Because all of the AV programs we use across different networks flag RU as a dangerous software, we gave up on it months ago. License paid, unable to use the software, lesson learnt.

Hello,

I can only agree with you. Many antivirus software today are extremely unreliable. If they cannot distinguish between legitimate software signed with an EV Code Signing certificate from unsigned and patched malware no one can guarantee that they can do their main job of protecting their customers from real viruses and trojans.

Hello David,

This is a false positive detection. According to VirusTotal our signed rwln.dll file is being detected only by Webroot and Eset https://www.virustotal.com/en/file/8a0254dae0ef28ab17baa7bf2954b5df08542fcd7a42e623­731efb06394df46e/analysis/1542078254/

We will send a false positive report to them and ask to remove the detection.

Hello David,

Since putting in this comment, Webroot responded to me that they had seen RU used as a hacking tool, and that's why they were treating it that way.

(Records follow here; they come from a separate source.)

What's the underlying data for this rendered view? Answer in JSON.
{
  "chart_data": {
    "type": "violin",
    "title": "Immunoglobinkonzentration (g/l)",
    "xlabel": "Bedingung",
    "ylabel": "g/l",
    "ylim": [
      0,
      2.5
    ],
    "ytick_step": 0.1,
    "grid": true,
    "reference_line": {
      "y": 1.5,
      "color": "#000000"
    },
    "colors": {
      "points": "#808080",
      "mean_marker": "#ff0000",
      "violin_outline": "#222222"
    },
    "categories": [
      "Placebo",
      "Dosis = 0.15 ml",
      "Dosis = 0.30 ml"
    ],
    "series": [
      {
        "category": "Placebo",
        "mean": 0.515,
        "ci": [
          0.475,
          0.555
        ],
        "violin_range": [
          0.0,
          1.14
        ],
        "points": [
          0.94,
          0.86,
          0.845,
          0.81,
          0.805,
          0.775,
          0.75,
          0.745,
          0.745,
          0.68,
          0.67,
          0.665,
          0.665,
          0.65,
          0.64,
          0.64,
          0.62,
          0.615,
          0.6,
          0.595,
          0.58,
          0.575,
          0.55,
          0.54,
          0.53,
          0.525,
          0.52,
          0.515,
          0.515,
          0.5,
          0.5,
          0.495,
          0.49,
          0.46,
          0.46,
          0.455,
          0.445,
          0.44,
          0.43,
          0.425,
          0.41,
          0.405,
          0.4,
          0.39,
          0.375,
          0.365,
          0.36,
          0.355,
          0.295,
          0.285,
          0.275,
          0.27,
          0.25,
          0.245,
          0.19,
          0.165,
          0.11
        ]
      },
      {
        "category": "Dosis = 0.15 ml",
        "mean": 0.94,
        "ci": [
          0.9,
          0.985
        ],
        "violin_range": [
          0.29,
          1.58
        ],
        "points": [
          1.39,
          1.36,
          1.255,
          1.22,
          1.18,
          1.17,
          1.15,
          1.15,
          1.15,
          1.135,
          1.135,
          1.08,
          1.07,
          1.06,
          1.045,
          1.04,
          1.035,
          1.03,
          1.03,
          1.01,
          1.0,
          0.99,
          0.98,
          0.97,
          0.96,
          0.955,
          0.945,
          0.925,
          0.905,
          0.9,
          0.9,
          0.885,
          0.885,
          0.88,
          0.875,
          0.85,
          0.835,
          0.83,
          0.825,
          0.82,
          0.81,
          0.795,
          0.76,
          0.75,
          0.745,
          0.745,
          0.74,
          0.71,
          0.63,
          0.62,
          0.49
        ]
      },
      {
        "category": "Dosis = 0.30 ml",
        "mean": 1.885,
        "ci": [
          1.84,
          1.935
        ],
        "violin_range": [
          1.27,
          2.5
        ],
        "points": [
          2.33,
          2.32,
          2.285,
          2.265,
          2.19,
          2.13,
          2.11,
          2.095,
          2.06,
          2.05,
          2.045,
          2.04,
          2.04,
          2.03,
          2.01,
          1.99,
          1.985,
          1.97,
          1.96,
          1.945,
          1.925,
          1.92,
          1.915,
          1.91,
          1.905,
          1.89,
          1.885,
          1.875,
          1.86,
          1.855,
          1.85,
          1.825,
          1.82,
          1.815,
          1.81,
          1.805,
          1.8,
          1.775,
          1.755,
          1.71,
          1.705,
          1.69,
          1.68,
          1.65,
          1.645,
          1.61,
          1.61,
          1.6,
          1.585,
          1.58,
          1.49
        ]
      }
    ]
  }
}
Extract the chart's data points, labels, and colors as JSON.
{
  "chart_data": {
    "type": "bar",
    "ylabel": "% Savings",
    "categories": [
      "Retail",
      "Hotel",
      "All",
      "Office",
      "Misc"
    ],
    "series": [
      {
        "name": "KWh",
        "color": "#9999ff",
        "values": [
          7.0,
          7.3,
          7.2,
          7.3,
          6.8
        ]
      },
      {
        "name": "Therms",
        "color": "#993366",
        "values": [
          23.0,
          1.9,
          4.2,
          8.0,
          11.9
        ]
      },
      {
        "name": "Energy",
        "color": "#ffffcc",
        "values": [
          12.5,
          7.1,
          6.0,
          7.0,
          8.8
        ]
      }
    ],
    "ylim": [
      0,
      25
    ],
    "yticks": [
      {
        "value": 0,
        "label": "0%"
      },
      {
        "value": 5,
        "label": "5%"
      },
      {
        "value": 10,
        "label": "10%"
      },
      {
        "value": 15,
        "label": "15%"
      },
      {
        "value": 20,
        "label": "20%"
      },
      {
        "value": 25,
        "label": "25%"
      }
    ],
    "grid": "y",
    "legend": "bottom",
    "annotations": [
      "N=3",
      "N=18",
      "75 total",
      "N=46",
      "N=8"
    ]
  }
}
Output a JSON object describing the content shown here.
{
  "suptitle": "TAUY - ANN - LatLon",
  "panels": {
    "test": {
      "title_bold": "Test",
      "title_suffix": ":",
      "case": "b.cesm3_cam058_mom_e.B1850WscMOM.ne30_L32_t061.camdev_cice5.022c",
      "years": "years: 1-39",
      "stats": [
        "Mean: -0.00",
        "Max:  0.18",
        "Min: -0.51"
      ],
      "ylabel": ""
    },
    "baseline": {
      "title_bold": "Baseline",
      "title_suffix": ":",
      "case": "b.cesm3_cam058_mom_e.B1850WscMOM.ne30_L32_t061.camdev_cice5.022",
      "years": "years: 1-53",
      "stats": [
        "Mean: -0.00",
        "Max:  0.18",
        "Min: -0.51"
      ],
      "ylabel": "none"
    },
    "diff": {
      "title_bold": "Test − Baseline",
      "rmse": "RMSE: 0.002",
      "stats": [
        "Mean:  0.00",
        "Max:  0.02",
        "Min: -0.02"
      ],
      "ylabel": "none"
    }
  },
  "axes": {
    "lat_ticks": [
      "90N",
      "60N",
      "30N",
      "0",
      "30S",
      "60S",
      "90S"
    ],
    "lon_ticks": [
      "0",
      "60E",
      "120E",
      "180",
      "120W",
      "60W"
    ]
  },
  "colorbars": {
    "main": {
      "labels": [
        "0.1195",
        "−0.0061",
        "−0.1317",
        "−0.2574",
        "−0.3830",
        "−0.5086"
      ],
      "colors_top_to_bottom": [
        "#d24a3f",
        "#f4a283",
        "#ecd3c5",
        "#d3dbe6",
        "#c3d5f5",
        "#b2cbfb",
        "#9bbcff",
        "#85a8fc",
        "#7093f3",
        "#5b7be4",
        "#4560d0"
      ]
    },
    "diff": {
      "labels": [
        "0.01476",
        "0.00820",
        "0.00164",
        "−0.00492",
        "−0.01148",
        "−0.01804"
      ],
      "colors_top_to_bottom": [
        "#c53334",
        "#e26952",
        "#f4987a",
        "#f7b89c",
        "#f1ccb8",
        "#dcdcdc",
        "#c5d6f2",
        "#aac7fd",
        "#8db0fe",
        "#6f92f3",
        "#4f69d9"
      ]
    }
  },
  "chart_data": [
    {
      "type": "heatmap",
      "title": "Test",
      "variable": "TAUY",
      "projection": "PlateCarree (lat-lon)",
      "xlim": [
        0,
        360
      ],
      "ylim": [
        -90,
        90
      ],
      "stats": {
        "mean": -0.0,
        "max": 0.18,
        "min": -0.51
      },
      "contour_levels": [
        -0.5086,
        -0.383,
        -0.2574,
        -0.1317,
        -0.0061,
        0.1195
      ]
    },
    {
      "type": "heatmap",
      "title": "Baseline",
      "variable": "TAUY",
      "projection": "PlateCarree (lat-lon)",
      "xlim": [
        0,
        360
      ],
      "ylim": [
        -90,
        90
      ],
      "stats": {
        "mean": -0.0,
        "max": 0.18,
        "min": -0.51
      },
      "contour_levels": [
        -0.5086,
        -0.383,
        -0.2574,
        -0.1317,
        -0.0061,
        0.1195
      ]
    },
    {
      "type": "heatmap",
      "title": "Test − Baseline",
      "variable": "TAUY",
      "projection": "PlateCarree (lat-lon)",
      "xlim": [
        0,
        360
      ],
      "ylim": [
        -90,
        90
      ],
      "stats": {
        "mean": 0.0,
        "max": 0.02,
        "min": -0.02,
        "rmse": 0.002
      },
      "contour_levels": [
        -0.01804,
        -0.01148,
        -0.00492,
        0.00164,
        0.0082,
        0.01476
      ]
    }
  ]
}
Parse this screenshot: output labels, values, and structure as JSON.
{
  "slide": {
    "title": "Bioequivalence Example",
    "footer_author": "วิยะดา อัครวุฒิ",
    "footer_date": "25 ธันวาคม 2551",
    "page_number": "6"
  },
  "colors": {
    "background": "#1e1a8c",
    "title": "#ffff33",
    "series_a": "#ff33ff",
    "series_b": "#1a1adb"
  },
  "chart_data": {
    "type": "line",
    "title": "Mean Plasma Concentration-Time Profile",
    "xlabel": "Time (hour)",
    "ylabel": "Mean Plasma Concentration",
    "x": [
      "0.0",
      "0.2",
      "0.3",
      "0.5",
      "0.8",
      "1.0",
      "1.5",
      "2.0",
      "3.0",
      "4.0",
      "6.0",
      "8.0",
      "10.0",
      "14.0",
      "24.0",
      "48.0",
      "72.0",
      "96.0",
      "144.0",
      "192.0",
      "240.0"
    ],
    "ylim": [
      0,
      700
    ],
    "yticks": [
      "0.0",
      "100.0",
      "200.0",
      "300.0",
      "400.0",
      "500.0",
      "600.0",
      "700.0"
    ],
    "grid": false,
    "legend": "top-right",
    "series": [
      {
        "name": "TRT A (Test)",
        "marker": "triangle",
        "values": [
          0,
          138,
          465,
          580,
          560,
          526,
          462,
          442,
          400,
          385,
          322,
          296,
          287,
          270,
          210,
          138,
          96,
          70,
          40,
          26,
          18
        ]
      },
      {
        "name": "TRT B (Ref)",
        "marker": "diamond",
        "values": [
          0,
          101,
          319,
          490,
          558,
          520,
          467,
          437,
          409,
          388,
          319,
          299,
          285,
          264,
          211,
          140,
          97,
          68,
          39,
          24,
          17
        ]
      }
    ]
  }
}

That was a lazy answer. Just about any remote access tool can be used (and is used) for malicious purposes. Our legitimate and digitally signed files have nothing to do with patched builds or various other malware builds (such as droppers, loaders, etc). Isn't it the job of antivirus software to stop such malware?

Instead, they just found an easy way and decided to block the legitimate files too. You can write them that and ask them to do their job instead of trying to save their time by abusing legitimate software such as Remote Utilities.